The Importance of Placement for Wireless Subwoofers
One crucial factor that you have to consider when using a wireless subwoofer is placement. Even if you have a high-end sub, it will underperform if you place it in the wrong spot.
Here are three places that we highly recommend for subwoofer placement:
- At the corner, but give it some room to breathe. The corner is, perhaps, the best place for your subwoofer. However, you must leave enough space to serve as a breathing room. Remember, a subwoofer is a non-directional low-frequency speaker that will underperform when crammed. So be sure to leave at least 8 inches of space in between the wall and your sub.
- Close to the center of your room with enough distance from the wall. Measure the size of your room from the door to the adjacent wall. Take out a third of that size, then use it as a distance from your subwoofer to the wall.
- Let the room decide where your subwoofer should be. If you place your subwoofer exactly where your sitting chair is, then play a familiar sound; your sub will sound different in various parts of your room. Find a spot where you think you hear the best sound, then place your subwoofer at that exact location.
Frequently Asked Questions About Wireless Subs
To provide you with a better understanding of how wireless subwoofers work, here are some of the most frequently asked questions that we hear from people:
Do you need a direct line of sight when using wireless subs?
The connection that you’re using for your sub will determine whether it can maintain the connection without a direct line of sight. However, most wireless subs that we use today only get a reduced range and won’t drop the connection or experience interference.
Will a wireless subwoofer work as an in-wall subwoofer?
A wireless subwoofer will work inside a wall, but it doesn’t mean that you should. In-wall subwoofers require a more complicated installation process. You also need a high-end sub with a special box to make sure that it works as well as it does when outside.

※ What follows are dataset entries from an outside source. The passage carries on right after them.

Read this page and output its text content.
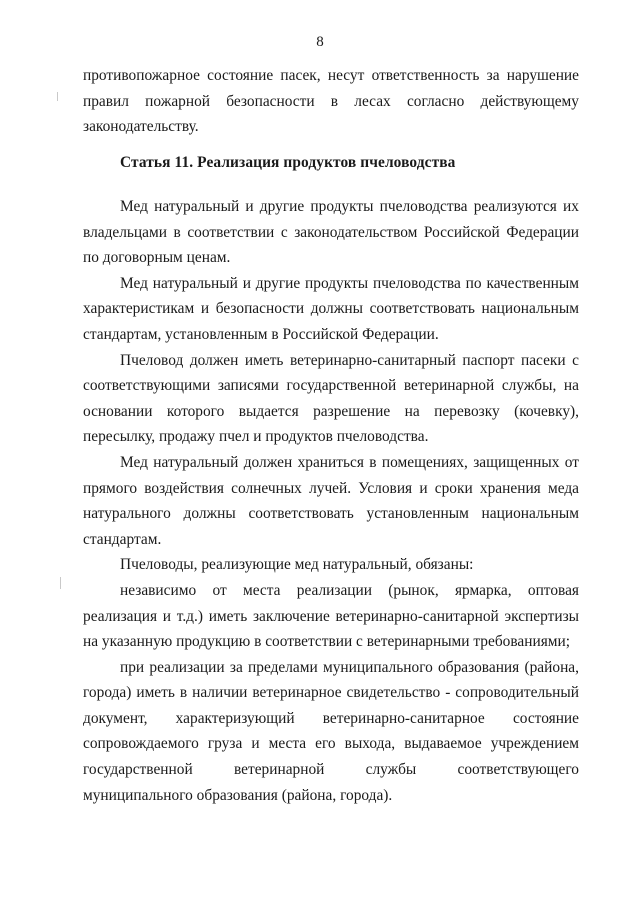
8

противопожарное состояние пасек, несут ответственность за нарушение правил пожарной безопасности в лесах согласно действующему законодательству.

Статья 11. Реализация продуктов пчеловодства

Мед натуральный и другие продукты пчеловодства реализуются их владельцами в соответствии с законодательством Российской Федерации по договорным ценам.

Мед натуральный и другие продукты пчеловодства по качественным характеристикам и безопасности должны соответствовать национальным стандартам, установленным в Российской Федерации.

Пчеловод должен иметь ветеринарно-санитарный паспорт пасеки с соответствующими записями государственной ветеринарной службы, на основании которого выдается разрешение на перевозку (кочевку), пересылку, продажу пчел и продуктов пчеловодства.

Мед натуральный должен храниться в помещениях, защищенных от прямого воздействия солнечных лучей. Условия и сроки хранения меда натурального должны соответствовать установленным национальным стандартам.

Пчеловоды, реализующие мед натуральный, обязаны:

независимо от места реализации (рынок, ярмарка, оптовая реализация и т.д.) иметь заключение ветеринарно-санитарной экспертизы на указанную продукцию в соответствии с ветеринарными требованиями;

при реализации за пределами муниципального образования (района, города) иметь в наличии ветеринарное свидетельство - сопроводительный документ, характеризующий ветеринарно-санитарное состояние сопровождаемого груза и места его выхода, выдаваемое учреждением государственной ветеринарной службы соответствующего муниципального образования (района, города).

Do I have to set the crossover in a wireless sub?
Most wireless subwoofers that you’ll find today have a built-in smart equalizer that automatically adjusts the subwoofer crossover. However, if you’re using a sophisticated sound system, you may have to configure it manually to work in harmony with other parts of your system.
Can an AV processor fix the latency for a wireless sub?
AVRs are capable of fixing the latency that you may experience when using a wireless subwoofer. You can also reduce the latency you’re experiencing by keeping the subwoofer within 25 to 30 feet away from the transmitter.
A wireless subwoofer is the final piece of a truly wireless sound system. It can bring life to your media room that is never possible if you’re only using speakers with built-in subs. However, you have to make sure that the type of connection you have for your sub works well with your setup and room design.
Wireless subs are more expensive than wired subs, but it frees you from all the costs of installation and hassle of configuration. So, it’s an excellent choice for those who want to create heart-pounding sound effects without the complexities that we encounter when using wired subwoofers.